RELATED STORY: Mhairi Baird, a communication major, recaps her experience at Brodeur Partners and showcases the value of connecting current students with the vast alumni network.
Christine LeCompte ’86 met her husband in Stoke residence hall. Their first date was in Stillings dining hall. Now a seasoned executive vice president at Brodeur Partners, a global public relations firm, LeCompte remembers the first speech she ever gave, on foot reflexology. She delivered it in a persuasion course in the Department of Communication.
The UNH connections are many at Brodeur Partners, leading right up to its CEO, Andrea Coville, a 1982 alumna who serves on the development board for the College of Liberal Arts. That’s why it seemed a perfect idea to connect UNH students with Brodeur’s Boston office for a day of career exploration.
Raul Bernal, director of COLA’s office of Career and Professional Success, helped organize the program. Bernal accompanied Heidi Bostic, dean of the College of Liberal Arts, and thirteen students – a combination of communication and journalism majors – for a day of activities led by LeCompte and alumni Alison Leahy ’88 and Jeff Aubin ’92. The program included a company overview, “speed dating” through departments, a role-playing exercise in client relations and a Q&A with entry-level employees.
“This is my first ‘work shopping’ experience,” Rachel Goodreau said on the chartered bus to Boston. A senior journalism major, she was interested in the event for the networking practice and professional development. “I’m excited but nervous. I’m trying not to think about it too much,” she said.
Norah Silverstone, a communication major and daughter of two UNH alumni, is interested in pursuing a career in PR communications. After she signed up for the trip, she was bold enough to email the company directly, introducing herself and inquiring about internships.
All of the students were in top form during the day, proactive in sharing ideas and asking questions. Aubin said he was pleasantly surprised that no cell phones were in sight. “They were prepped on that,” said Bernal, adding, “shaking hands properly, making eye contact and dressing professionally were all things we discussed.”
Visits to employers like this one are exactly the kind of hands-on experiences that liberal arts students need to connect their education with readiness for what comes after graduation, says Bostic.
“Our liberal arts students learned so much during their day-long visit and had the opportunity to make presentations to a variety of employees at Brodeur,” Bostic says. “They gained useful feedback about their ideas. Students were able to explore the world of Brodeur and to see their work at UNH in a new light: from the perspective of what will be their next step after they earn their liberal arts degree. And the wonderful folks at Brodeur — many of them proud UNH Liberal Arts alumni — were so incredibly generous with their time and talents.”
Phommachak “Joey” Singhavong, a junior communication major, agrees. The experience helped him in his career planning process, he says, especially the role-playing segment in which students were asked to develop and pitch strategies to a new client.

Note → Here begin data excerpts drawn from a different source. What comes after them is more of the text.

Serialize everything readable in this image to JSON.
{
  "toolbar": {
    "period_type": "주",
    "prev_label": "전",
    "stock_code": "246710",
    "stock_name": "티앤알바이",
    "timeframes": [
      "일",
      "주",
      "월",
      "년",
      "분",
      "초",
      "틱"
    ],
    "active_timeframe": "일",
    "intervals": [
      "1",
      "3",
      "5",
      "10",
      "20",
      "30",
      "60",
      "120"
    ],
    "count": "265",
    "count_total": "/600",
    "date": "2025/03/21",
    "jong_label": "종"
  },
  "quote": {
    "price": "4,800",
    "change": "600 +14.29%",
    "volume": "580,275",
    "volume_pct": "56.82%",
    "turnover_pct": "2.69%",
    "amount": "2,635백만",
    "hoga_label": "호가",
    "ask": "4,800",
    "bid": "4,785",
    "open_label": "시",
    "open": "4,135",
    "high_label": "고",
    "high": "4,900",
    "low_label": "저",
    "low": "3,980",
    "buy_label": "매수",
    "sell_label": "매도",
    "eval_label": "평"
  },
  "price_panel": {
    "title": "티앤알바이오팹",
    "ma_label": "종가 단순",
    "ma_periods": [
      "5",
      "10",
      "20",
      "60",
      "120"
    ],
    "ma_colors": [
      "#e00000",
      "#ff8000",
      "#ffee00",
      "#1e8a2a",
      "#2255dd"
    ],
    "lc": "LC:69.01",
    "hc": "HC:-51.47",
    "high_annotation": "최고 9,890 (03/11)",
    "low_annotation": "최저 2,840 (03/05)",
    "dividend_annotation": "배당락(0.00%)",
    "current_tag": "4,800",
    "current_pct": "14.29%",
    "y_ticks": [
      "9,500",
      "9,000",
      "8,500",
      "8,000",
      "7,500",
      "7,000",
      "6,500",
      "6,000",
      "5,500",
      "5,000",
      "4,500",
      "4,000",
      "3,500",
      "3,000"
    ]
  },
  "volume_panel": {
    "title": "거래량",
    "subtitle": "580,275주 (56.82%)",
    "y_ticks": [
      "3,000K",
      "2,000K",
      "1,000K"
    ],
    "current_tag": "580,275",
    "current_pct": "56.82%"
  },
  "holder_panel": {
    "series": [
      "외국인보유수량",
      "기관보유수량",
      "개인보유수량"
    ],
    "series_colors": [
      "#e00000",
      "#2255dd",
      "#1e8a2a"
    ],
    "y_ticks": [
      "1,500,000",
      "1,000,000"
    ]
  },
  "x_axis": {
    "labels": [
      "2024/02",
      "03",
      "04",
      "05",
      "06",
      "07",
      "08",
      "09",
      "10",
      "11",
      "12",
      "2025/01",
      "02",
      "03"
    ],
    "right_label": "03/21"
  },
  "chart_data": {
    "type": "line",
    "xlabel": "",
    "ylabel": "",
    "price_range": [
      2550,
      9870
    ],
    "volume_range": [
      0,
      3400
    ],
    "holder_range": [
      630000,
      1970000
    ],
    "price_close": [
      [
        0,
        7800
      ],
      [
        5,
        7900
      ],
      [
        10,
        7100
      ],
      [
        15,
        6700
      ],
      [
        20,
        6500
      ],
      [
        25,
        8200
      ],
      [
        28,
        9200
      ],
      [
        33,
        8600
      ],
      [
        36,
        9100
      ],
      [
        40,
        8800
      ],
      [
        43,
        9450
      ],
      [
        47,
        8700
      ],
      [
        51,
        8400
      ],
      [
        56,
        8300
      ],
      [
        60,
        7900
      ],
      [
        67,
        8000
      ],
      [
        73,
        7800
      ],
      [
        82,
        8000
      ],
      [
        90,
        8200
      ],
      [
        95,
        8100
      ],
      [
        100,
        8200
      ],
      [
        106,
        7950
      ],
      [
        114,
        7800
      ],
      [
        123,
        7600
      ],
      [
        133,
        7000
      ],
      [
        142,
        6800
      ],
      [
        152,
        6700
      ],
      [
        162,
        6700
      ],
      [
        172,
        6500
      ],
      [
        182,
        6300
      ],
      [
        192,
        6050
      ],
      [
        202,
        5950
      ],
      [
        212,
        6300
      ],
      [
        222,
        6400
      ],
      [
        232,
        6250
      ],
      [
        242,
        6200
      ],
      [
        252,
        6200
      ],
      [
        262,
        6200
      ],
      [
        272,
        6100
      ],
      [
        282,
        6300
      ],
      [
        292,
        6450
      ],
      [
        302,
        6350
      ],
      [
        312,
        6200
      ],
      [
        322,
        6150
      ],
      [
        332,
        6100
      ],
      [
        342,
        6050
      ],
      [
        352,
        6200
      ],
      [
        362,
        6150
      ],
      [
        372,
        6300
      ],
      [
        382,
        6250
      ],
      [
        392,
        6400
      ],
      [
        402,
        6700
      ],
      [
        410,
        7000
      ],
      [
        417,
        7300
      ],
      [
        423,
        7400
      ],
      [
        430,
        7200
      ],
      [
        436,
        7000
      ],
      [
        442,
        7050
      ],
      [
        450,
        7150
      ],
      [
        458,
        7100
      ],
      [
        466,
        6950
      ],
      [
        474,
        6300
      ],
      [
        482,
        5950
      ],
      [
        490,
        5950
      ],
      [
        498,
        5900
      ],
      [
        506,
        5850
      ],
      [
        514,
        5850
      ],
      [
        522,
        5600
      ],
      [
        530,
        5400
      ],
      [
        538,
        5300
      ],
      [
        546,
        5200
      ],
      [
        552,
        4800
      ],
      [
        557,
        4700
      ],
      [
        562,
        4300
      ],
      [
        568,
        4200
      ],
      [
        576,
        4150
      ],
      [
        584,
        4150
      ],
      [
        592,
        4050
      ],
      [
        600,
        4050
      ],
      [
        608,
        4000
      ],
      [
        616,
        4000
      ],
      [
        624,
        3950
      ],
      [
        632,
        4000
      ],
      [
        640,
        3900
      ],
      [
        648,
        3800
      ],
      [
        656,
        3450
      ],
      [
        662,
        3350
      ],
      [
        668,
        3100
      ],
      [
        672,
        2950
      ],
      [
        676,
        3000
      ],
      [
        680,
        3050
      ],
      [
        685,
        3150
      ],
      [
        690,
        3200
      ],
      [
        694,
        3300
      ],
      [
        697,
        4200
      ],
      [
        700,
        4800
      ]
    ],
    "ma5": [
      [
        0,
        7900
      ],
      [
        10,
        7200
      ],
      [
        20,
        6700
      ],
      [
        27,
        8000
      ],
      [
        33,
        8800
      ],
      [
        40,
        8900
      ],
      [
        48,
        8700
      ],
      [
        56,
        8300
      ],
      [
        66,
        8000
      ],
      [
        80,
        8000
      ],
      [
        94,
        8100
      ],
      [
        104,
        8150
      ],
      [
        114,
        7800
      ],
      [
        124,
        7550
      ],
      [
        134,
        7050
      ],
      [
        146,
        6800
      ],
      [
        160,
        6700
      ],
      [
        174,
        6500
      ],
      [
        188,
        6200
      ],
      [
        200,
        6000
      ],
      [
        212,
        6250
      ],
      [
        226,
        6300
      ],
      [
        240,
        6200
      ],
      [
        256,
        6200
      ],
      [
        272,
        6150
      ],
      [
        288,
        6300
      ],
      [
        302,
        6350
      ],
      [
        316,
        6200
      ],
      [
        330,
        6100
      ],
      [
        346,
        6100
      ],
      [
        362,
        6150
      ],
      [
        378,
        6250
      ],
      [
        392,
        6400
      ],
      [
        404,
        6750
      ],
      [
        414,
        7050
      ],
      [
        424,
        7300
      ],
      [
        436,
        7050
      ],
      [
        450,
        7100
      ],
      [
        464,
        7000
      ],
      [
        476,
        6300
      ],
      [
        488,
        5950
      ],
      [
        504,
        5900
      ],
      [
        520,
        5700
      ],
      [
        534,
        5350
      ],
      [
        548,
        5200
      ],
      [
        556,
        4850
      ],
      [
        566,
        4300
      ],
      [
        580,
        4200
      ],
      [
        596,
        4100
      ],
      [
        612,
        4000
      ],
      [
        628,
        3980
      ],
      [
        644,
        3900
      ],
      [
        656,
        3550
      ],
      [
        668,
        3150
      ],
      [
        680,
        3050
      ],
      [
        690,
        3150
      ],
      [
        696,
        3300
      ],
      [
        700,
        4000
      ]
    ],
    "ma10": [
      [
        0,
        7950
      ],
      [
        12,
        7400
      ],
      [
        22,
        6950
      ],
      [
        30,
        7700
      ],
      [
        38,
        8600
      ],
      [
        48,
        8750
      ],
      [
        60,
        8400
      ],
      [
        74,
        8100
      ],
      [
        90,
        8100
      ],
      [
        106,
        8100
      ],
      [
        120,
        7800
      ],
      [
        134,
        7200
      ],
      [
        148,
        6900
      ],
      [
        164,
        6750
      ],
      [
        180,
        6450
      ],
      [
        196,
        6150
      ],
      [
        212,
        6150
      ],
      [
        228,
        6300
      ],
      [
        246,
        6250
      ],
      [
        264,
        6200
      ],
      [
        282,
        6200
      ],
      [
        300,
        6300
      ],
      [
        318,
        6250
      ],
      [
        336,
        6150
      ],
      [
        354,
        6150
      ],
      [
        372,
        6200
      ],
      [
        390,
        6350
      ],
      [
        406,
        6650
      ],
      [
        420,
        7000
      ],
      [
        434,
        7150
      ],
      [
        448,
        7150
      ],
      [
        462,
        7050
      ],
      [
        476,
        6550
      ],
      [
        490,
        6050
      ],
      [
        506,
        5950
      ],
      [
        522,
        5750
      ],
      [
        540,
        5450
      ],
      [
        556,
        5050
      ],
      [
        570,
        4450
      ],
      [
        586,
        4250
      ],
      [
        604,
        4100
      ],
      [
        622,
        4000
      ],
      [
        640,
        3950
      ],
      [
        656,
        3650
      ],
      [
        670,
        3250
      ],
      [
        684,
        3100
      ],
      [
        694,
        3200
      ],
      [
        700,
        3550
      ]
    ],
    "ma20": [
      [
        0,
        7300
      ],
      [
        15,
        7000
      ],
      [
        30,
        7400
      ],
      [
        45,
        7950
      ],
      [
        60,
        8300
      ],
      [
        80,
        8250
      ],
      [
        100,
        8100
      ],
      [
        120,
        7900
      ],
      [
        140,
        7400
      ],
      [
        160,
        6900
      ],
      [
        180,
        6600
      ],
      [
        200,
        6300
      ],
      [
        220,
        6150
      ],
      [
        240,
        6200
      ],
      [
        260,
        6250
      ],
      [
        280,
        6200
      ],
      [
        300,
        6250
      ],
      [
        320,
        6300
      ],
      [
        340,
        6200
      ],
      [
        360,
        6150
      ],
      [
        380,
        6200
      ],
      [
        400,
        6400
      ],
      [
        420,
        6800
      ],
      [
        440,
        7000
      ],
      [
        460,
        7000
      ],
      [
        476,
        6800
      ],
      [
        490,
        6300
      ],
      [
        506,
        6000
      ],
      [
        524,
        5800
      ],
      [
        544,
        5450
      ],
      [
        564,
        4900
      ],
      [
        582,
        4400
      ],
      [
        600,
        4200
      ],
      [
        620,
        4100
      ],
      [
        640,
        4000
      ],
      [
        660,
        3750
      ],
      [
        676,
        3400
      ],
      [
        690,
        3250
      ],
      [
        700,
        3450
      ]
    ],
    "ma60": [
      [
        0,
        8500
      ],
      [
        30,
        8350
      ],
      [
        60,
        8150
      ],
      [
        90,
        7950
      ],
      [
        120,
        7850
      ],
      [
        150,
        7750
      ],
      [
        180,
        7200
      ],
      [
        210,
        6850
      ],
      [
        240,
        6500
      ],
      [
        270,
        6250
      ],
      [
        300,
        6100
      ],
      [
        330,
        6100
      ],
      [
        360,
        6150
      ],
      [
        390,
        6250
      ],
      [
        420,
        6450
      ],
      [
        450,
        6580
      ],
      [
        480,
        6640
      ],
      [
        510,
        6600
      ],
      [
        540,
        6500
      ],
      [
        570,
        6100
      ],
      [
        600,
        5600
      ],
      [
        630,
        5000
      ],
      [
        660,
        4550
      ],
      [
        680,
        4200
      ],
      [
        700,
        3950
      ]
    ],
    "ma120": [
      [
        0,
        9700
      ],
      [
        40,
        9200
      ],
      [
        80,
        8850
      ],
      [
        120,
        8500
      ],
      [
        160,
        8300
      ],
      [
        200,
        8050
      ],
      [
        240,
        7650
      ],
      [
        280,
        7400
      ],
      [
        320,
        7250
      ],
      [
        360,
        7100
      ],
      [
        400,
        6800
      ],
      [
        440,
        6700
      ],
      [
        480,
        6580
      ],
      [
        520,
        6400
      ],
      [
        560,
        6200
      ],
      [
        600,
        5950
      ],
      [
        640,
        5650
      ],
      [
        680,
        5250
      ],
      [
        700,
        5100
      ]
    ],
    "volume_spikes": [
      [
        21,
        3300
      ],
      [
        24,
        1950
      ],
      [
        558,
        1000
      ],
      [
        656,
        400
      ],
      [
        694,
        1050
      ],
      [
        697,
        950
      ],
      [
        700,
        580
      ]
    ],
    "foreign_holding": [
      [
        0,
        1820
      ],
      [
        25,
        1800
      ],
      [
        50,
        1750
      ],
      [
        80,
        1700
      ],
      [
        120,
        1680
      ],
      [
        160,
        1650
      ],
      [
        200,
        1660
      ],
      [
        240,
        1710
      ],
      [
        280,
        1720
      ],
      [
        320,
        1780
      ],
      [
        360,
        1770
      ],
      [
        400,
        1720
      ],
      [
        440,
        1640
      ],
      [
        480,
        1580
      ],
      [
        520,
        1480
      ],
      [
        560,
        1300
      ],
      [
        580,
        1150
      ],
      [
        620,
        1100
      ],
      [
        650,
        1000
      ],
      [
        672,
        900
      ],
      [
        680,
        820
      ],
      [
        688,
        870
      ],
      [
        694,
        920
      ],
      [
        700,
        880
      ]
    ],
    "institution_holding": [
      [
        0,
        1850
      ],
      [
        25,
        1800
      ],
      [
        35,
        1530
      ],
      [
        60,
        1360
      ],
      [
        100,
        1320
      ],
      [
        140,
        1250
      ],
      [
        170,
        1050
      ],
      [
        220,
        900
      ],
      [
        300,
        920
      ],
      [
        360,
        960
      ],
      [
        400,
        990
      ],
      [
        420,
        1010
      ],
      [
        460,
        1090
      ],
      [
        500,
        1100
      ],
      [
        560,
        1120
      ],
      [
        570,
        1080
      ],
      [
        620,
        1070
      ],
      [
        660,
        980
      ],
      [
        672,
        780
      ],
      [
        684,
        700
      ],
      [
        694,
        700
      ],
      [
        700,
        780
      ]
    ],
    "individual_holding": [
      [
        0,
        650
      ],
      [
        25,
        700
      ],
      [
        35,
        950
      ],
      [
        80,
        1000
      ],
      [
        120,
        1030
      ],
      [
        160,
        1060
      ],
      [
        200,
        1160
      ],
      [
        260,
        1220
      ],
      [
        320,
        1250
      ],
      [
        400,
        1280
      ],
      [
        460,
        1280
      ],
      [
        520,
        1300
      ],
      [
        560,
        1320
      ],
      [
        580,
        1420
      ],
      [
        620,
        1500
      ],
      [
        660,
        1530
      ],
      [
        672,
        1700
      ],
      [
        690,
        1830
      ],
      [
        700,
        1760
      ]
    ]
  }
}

“The experience of being in a simulated work project allowed me to see and think about what it takes to perform in a company like Brodeur,” said Singhavong. “I also was able to get a glimpse of how real professionals think and problem solve.” He now feels more confident about his future options, he says.
Bernal is hopeful that the College will be able to coordinate more trips such as this one, building on lessons learned from the event.
“This is a pilot to see what kind of programs are most valuable for students,” says Bernal. “Our goal is to roll this model out to other industries, creating opportunities for students to connect the dots between their academic experience and the range of career pathways available to them. Our hope is to have a COLA day in Boston with a couple of different tracks for students to choose from.”
With thousands of students in the College of Liberal Arts, the challenge will be finding a way to scale the program to serve the most students while still being an effective way to explore careers. In developing the model, Bernal is hoping to draw on the talents of a successful alumni network tens of thousands strong.